This vignette displays how to use nesting in tidyfst
. It
has referred to tidyr
s vignette in https://tidyr.tidyverse.org/articles/nest.html. Now
fist, we nest the “mtcars” data.frame by “cyl” column.
library(tidyfst)
#> Thank you for using tidyfst!
#> To acknowledge our work, please cite the package:
#> Huang et al., (2020). tidyfst: Tidy Verbs for Fast Data Manipulation. Journal of Open Source Software, 5(52), 2388, https://doi.org/10.21105/joss.02388
# nest by "cyl" column
mtcars_nested <- mtcars %>%
nest_dt(cyl) # you can use "cyl" too, very flexible
# inspect the output data.table
mtcars_nested
#> cyl ndt
#> <num> <list>
#> 1: 6 <data.table[7x10]>
#> 2: 4 <data.table[11x10]>
#> 3: 8 <data.table[14x10]>
Now, we want to do a regression within the nested group “cyl”. We’ll
use the famous lapply
to complete this:
mtcars_nested2 <- mtcars_nested %>%
mutate_dt(model = lapply(ndt,function(df) lm(mpg ~ wt, data = df)))
mtcars_nested2
#> cyl ndt model
#> <num> <list> <list>
#> 1: 6 <data.table[7x10]> <lm[12]>
#> 2: 4 <data.table[11x10]> <lm[12]>
#> 3: 8 <data.table[14x10]> <lm[12]>
We could see that the model is stored in the column “model”. Now, we try to get the fitted value in the model.
mtcars_nested3 <- mtcars_nested2 %>%
mutate_dt(model_predict = lapply(model, predict))

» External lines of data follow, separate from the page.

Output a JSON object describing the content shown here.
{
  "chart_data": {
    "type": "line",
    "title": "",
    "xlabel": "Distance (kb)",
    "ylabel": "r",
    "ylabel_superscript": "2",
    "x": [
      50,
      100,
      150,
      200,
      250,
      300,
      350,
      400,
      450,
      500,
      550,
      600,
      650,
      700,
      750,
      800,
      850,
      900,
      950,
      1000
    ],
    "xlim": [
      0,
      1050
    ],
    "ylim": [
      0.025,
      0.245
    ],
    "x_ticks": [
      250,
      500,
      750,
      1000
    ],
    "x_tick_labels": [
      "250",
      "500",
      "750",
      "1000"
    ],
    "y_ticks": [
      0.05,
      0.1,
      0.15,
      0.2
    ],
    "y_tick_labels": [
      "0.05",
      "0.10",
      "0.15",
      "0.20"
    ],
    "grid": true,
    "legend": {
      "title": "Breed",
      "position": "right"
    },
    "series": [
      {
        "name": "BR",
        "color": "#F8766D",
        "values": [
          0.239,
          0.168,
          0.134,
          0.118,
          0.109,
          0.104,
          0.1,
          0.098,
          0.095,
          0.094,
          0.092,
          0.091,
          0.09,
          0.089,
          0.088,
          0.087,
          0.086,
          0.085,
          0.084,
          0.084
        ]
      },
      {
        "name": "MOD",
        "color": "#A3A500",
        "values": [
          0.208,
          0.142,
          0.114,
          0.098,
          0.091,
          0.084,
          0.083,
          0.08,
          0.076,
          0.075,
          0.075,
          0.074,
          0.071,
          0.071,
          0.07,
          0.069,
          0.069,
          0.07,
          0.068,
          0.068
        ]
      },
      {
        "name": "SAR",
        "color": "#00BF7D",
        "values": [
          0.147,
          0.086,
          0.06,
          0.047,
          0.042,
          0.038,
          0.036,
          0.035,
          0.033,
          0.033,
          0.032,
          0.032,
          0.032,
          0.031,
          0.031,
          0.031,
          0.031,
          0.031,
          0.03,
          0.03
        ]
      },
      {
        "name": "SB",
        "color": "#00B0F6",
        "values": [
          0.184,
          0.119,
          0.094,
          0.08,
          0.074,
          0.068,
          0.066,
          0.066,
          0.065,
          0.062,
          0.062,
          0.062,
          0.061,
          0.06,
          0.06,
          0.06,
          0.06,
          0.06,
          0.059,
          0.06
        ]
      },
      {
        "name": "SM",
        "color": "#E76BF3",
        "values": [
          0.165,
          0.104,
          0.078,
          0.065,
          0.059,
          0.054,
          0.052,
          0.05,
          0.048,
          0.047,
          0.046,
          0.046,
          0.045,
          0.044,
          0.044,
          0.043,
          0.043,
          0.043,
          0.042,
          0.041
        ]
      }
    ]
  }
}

mtcars_nested3$model_predict
#> [[1]]
#> 1 2 3 4 5 6 7
#> 21.12497 20.41604 19.47080 18.78968 18.84528 18.84528 20.70795
#>
#> [[2]]
#> 1 2 3 4 5 6 7 8
#> 26.47010 21.55719 21.78307 27.14774 30.45125 29.20890 25.65128 28.64420
#> 9 10 11
#> 27.48656 31.02725 23.87247
#>
#> [[3]]
#> 1 2 3 4 5 6 7 8
#> 16.32604 16.04103 14.94481 15.69024 15.58061 12.35773 11.97625 12.14945
#> 9 10 11 12 13 14
#> 16.15065 16.33700 15.44907 15.43811 16.91800 16.04103
We could find that the “model_predict” is a list of numeric vectors. Let’s try to unnest the target column “model_predict”.
mtcars_nested3 %>% unnest_dt(model_predict)
#> cyl model_predict
#> <num> <num>
#> 1: 6 21.12497
#> 2: 6 20.41604
#> 3: 6 19.47080
#> 4: 6 18.78968
#> 5: 6 18.84528
#> 6: 6 18.84528
#> 7: 6 20.70795
#> 8: 4 26.47010
#> 9: 4 21.55719
#> 10: 4 21.78307
#> 11: 4 27.14774
#> 12: 4 30.45125
#> 13: 4 29.20890
#> 14: 4 25.65128
#> 15: 4 28.64420
#> 16: 4 27.48656
#> 17: 4 31.02725
#> 18: 4 23.87247
#> 19: 8 16.32604
#> 20: 8 16.04103
#> 21: 8 14.94481
#> 22: 8 15.69024
#> 23: 8 15.58061
#> 24: 8 12.35773
#> 25: 8 11.97625
#> 26: 8 12.14945
#> 27: 8 16.15065
#> 28: 8 16.33700
#> 29: 8 15.44907
#> 30: 8 15.43811
#> 31: 8 16.91800
#> 32: 8 16.04103
#> cyl model_predict
This process would remove all the other list column automatically. For instance, in our case, the column “ndt” is removed.